18Fallait-il en déduire que la vente d’objets pieux sous les porches des églises était une pratique licite ? Le factum ne concluait pas en ce sens, mais laissait entendre qu’en dépit de ses faiblesses et de ses outrances, la thèse de Thiers était susceptible de recueillir l’assentiment du chapitre. Il précisait en effet que la décision capitulaire de laisser les deux vendeuses à leur place était provisoire, qu’elle ne préjugeait en rien de sa position sur le fond de l’affaire, que celle-ci était complexe et les chanoines divisés (Factum, 1679 : 3 et 8).

  • 18 Dans le factum qu’il publia en réponse à celui du chapitre, Thiers expliquait qu’au lieu de le tra (...)
  • 19 Le texte clé est celui du concile provincial de Milan (1565) : « Personne, fût-il clerc ou laïc, n (...)
  • 20 Thomas d’Aquin, Somme théologique, IIa IIae, question 77, art. 4. Sur la doctrine thomiste du comm (...)

19Thiers semble avoir été déçu par cette réponse en forme de dérobade, dont le laconisme coupait court à la joute intellectuelle espérée18. De son côté, l’historien ne peut qu’être surpris par le renoncement des chanoines à investir le terrain théorique. L’ouvrage du curé de Champrond n’était pourtant pas inattaquable et son érudition est plus impressionnante qu’irréprochable. Sur la vingtaine de textes issus de conciles provinciaux et de synodes diocésains convoqués par Thiers, seuls quatre contiennent une disposition sur l’interdiction de la vente d’objets pieux sous les porches19, quand tous les autres évoquent tantôt la question des marchandises pieuses, tantôt celle des porches, mais jamais les deux ensemble. Dans le même ordre d’idées, certaines des autorités sont sollicitées abusivement, comme saint Thomas d’Aquin. Contrairement à ce que Thiers laisse entendre, le dominicain ne condamne pas toute activité marchande au motif qu’elle serait peccamineuse in se mais seulement celle qui, outrepassant les « nécessités de la vie », est menée dans un objectif d’accumulation infinie des richesses20. Inexacte, l’interprétation de Thiers était également porteuse de conclusions extrêmes dont on pouvait aisément démontrer le caractère problématique : si tout commerce est un péché, ne doit-on pas l’interdire, en dehors comme à l’intérieur des églises ?

20La discordance entre le fond et la forme du factum n’est pas moins étonnante : les chanoines qualifient de « plein de mauvaises raisons et d’injures » un ouvrage dont ils n’excluent pourtant pas d’épouser la thèse principale.
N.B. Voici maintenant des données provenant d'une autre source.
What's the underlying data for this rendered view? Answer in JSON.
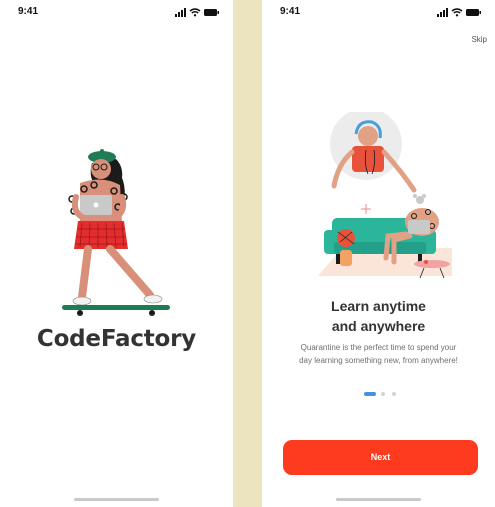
{
  "splash": {
    "status_time": "9:41",
    "brand": "CodeFactory"
  },
  "onboarding": {
    "status_time": "9:41",
    "skip_label": "Skip",
    "title_lines": [
      "Learn anytime",
      "and anywhere"
    ],
    "description_lines": [
      "Quarantine is the perfect time to spend your",
      "day learning something new, from anywhere!"
    ],
    "pager": {
      "total": 3,
      "active": 1
    },
    "next_label": "Next"
  },
  "colors": {
    "accent": "#ff3b1f",
    "active_dot": "#4a90e2",
    "inactive_dot": "#d4d4d4",
    "divider": "#ece4bf",
    "brand_text": "#333333"
  },
  "icons": [
    "signal-icon",
    "wifi-icon",
    "battery-icon"
  ]
}
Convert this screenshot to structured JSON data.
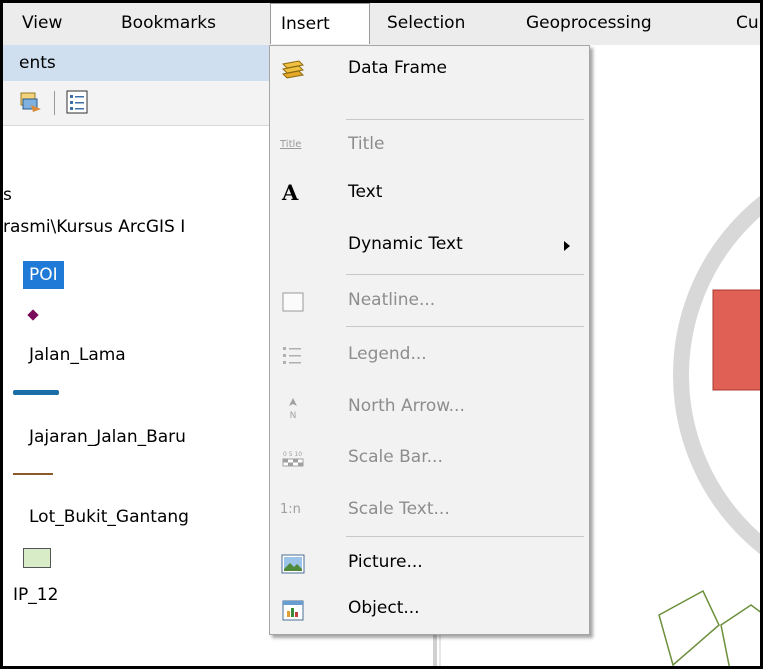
{
  "menubar": {
    "items": [
      "View",
      "Bookmarks",
      "Insert",
      "Selection",
      "Geoprocessing",
      "Cu"
    ]
  },
  "toc": {
    "title": "ents",
    "layers": [
      {
        "label": "s"
      },
      {
        "label": "rasmi\\Kursus ArcGIS I"
      },
      {
        "label": "POI"
      },
      {
        "label": "Jalan_Lama"
      },
      {
        "label": "Jajaran_Jalan_Baru"
      },
      {
        "label": "Lot_Bukit_Gantang"
      },
      {
        "label": "IP_12"
      }
    ]
  },
  "insert_menu": {
    "items": [
      {
        "label": "Data Frame",
        "enabled": true,
        "icon": "data-frame-icon"
      },
      {
        "label": "Title",
        "enabled": false,
        "icon": "title-icon"
      },
      {
        "label": "Text",
        "enabled": true,
        "icon": "text-icon"
      },
      {
        "label": "Dynamic Text",
        "enabled": true,
        "icon": "",
        "submenu": true
      },
      {
        "label": "Neatline...",
        "enabled": false,
        "icon": "neatline-icon"
      },
      {
        "label": "Legend...",
        "enabled": false,
        "icon": "legend-icon"
      },
      {
        "label": "North Arrow...",
        "enabled": false,
        "icon": "north-arrow-icon"
      },
      {
        "label": "Scale Bar...",
        "enabled": false,
        "icon": "scale-bar-icon"
      },
      {
        "label": "Scale Text...",
        "enabled": false,
        "icon": "scale-text-icon"
      },
      {
        "label": "Picture...",
        "enabled": true,
        "icon": "picture-icon"
      },
      {
        "label": "Object...",
        "enabled": true,
        "icon": "object-icon"
      }
    ],
    "icon_glyphs": {
      "title": "Title",
      "text": "A",
      "north": "N",
      "scale_ticks": "0 5 10",
      "scale_text": "1:n"
    }
  },
  "colors": {
    "selection": "#1e7ad6",
    "toc_title_bg": "#cfdff0",
    "poi_marker": "#7a0a5a",
    "jalan_lama_line": "#1b6ea8",
    "jajaran_line": "#8b5a2b",
    "lot_fill": "#d9ecc8",
    "map_red": "#e06055"
  }
}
Plus surprenant encore est le contraste entre une position théorique qui préserve la possibilité d’un accord et la radicalité des mesures pratiques prises par le chapitre : il assigna Thiers en justice et exigea de chacun de ses membres de condamner la Dissertation et de jurer qu’il n’avait pris aucune part à son élaboration. Le 6 février 1679, les soixante-seize chanoines furent invités à prêter le serment suivant :

Je jure sur mes saints ordres que je n’ay eu nulle part au livre du sieur Thiers intitulé Dissertation sur les porches des eglises ; que je n’ay eu aucune conference icy ny ailleurs avec ledit sieur Thiers, ou personne par luy interposée, touchant la composition dudit livre ; que je n’ay fourny ni memoires, ny canons, ny ordonnances, ny actes du chapitre, quels qu’ils puissent estre, ny indiqué audit sieur Thiers, ou à personne pour luy rapporter, ny les lieux, ny les personnes où il les pourroit trouver ; que je n’ay gardé aucun des exemplaires dudit livre chez moy, ou fait garder ailleurs pour les donner à relier ou à vendre à aucun libraire ; et je jure sans aucune restriction mentale (Thiers, 1680 : 23-24).
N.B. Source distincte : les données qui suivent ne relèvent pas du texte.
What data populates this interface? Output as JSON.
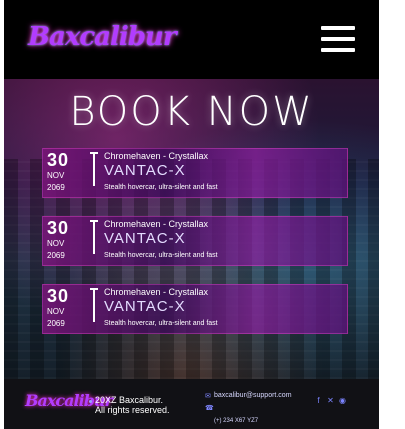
{
  "header": {
    "logo_text": "Baxcalibur",
    "menu_icon": "hamburger-icon"
  },
  "hero": {
    "title": "BOOK NOW"
  },
  "bookings": [
    {
      "day": "30",
      "month": "NOV",
      "year": "2069",
      "route": "Chromehaven - Crystallax",
      "ship": "VANTAC-X",
      "description": "Stealth hovercar, ultra-silent and fast"
    },
    {
      "day": "30",
      "month": "NOV",
      "year": "2069",
      "route": "Chromehaven - Crystallax",
      "ship": "VANTAC-X",
      "description": "Stealth hovercar, ultra-silent and fast"
    },
    {
      "day": "30",
      "month": "NOV",
      "year": "2069",
      "route": "Chromehaven - Crystallax",
      "ship": "VANTAC-X",
      "description": "Stealth hovercar, ultra-silent and fast"
    }
  ],
  "footer": {
    "logo_text": "Baxcalibur",
    "copyright_line1": "20XZ Baxcalibur.",
    "copyright_line2": "All rights reserved.",
    "email": "baxcalibur@support.com",
    "phone": "(+) 234 X67 YZ7",
    "social": [
      "facebook-icon",
      "x-icon",
      "instagram-icon"
    ]
  },
  "colors": {
    "brand": "#b23cff",
    "card": "#78147b",
    "footer_bg": "#121216",
    "accent_icon": "#7b84ff"
  }
}
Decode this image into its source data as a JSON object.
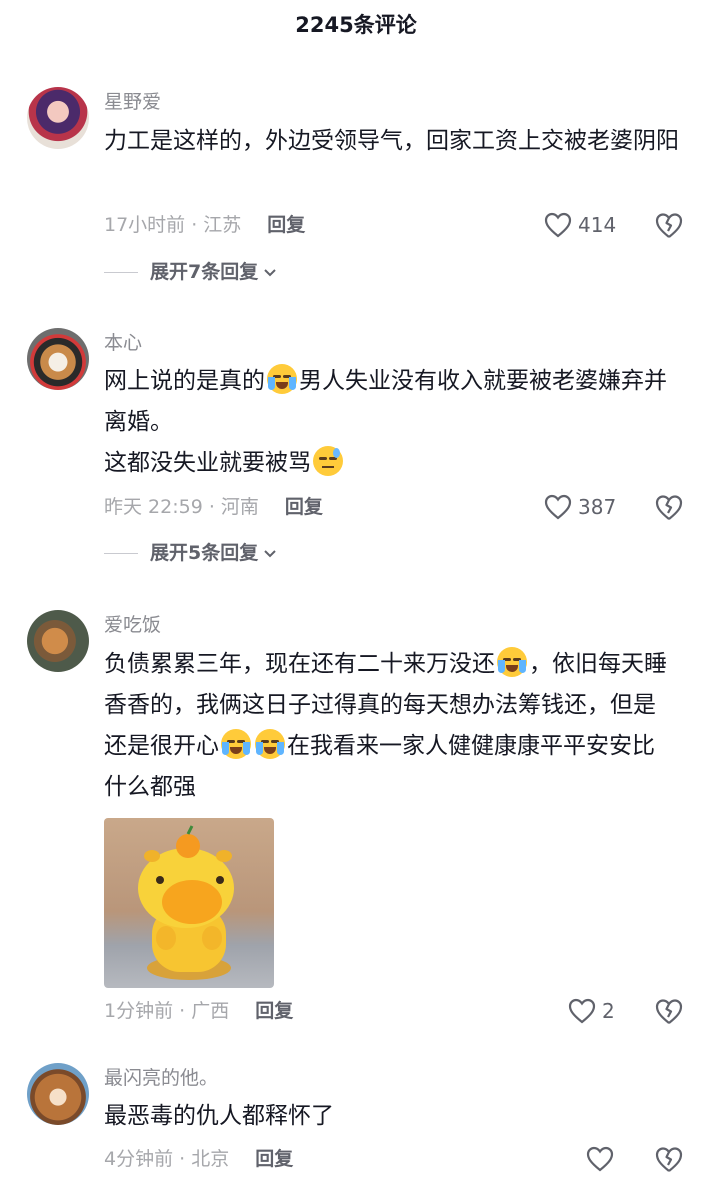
{
  "header": {
    "title": "2245条评论"
  },
  "comments": [
    {
      "username": "星野爱",
      "text": "力工是这样的，外边受领导气，回家工资上交被老婆阴阳",
      "time_location": "17小时前 · 江苏",
      "reply_label": "回复",
      "likes": "414",
      "expand_label": "展开7条回复"
    },
    {
      "username": "本心",
      "text_part1": "网上说的是真的",
      "text_part2": "男人失业没有收入就要被老婆嫌弃并离婚。",
      "text_part3": "这都没失业就要被骂",
      "time_location": "昨天 22:59 · 河南",
      "reply_label": "回复",
      "likes": "387",
      "expand_label": "展开5条回复"
    },
    {
      "username": "爱吃饭",
      "text_part1": "负债累累三年，现在还有二十来万没还",
      "text_part2": "，依旧每天睡香香的，我俩这日子过得真的每天想办法筹钱还，但是还是很开心",
      "text_part3": "在我看来一家人健健康康平平安安比什么都强",
      "time_location": "1分钟前 · 广西",
      "reply_label": "回复",
      "likes": "2"
    },
    {
      "username": "最闪亮的他。",
      "text": "最恶毒的仇人都释怀了",
      "time_location": "4分钟前 · 北京",
      "reply_label": "回复"
    }
  ],
  "colors": {
    "text": "#161823",
    "meta": "#a6a7ab",
    "emoji": "#ffcb3a"
  }
}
21Deux des chanoines s’y refusèrent : ayant fourni à Thiers des matériaux pour sa Dissertation, Blaise Le Féron et Jean de Léry ne pouvaient prêter un serment synonyme de parjure. La sanction fut immédiate : les deux chanoines furent suspendus et privés des revenus de leur prébende. À défaut de débat d’idées, Thiers avait au moins la preuve que le chapitre prenait son ouvrage au sérieux.

Vraies accusations et faux profits : la réalité du commerce sous les porches

  • 21 Le factum a vu le jour au tout début de 1680 : il est postérieur à l’assignation de Thiers en just (...)

22Dans sa réponse aux chanoines21, Thiers ne se priva pas de pointer l’apparente disproportion entre les mesures coercitives prises par le chapitre et le caractère anecdotique du conflit qui en était la cause : « pour maintenir deux mercieres sous les porches de son eglise, il bannit de ses assemblées deux anciens chanoines » (Thiers, 1680 : 39). Cet étonnement était purement rhétorique et Thiers se hâtait de livrer au lecteur les vraies raisons de toute l’affaire. Elles n’étaient pas glorieuses : la politique du chapitre était en réalité celle d’un groupe de cinq ou six chanoines, que les deux vendeuses de chapelets avaient gagnés à leur cause par les moyens que l’on devine (Thiers, 1680 : 45 et 95). Et Thiers de donner des chiffres : les deux femmes gagnaient jusqu’à 20 écus par jour, une somme considérable et qui était de nature à expliquer l’acharnement dont faisaient preuve leurs protecteurs (Thiers, 1680 : 143). De son côté, le chapitre insinuait que le zèle déployé par Blaise Le Féron n’était nullement désintéressé et que ce dernier avait chassé les vendeuses de chapelets pour complaire à d’autres commerçants avec lesquels il était de mèche (Factum, 1679 : 2). Nous voilà loin du débat d’idées : l’affaire du commerce sous les porches de la cathédrale de Chartres n’aurait donc été que l’un de ces innombrables conflits suscités par l’appétit des clercs pour l’argent des fidèles. Il faut cependant y regarder de plus près.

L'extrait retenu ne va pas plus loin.